Katte kimashita yo (saya sudah membelinya/ lit/ saya sudah membelinya dan kembali)

Penggunaan pola kalimat te kuru seperti diatas biasanya digunakan oleh orang-orang yang
memiliki hubungan dekat seperti antar anggota keluarga ataupun orang-orang dalam sebuah
kelompok, misalnya orang-orang dalam lingkungan kerja. Dalam percakapan di lingkungan
kerja misalnya, perbedaan tingkat keakraban antar pegawai akan terlihat dari kalimat yang
diucapkan.

Contoh (35)

Shokuji ni ikimasu (saya pergi makan – sopan)

Contoh (36)

Shokuji ni itte kimasu (saya pergi makan – akrab)

b) Menunjukkan keinginan/hasrat untuk membagi pengalaman.

Saat menceritakan tentang pengalaman kepada seseorang, orang Jepang akan mengatakan
sebagai berikut :

Contoh (37)

Kono aida Fujisan ni nobotte kimashita (beberapa waktu lalu saya mendaki gunung Fuji)

atau

Contoh (38)

Kono aida Fujisan ni noborimashita (beberapa waktu lalu saya mendaki gunung Fuji)

Pada contoh (37) pembicara menunjukkan keseriusan/ keantusiasannya untuk membagi


pengalamannya kepada pendengar hal ini terlihat dari penggunaan pola te kuru.
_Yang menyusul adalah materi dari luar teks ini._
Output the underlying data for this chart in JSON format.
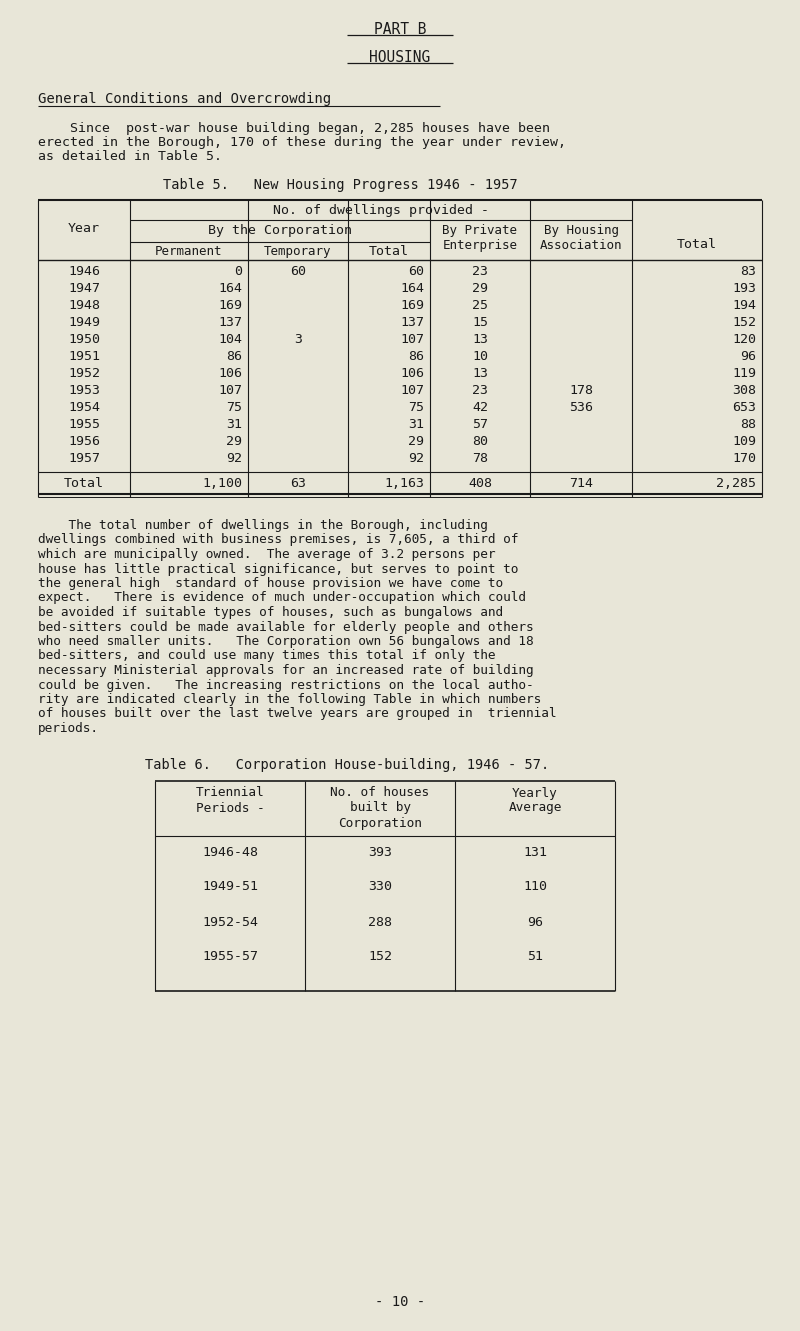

Sehingga
pendengar pun secara langsung pasti akan menanggapinya dengan ungkapan soo desu ka
(begitu kah).

Namun pada contoh (38) pembicara terkesan tidak serius untuk menceritakan
pengalamannya, sehingga pendengar pun hanya akan sekedar menanggapinya dengan sore
de…(lalu..kemudian../apa yang terjadi?).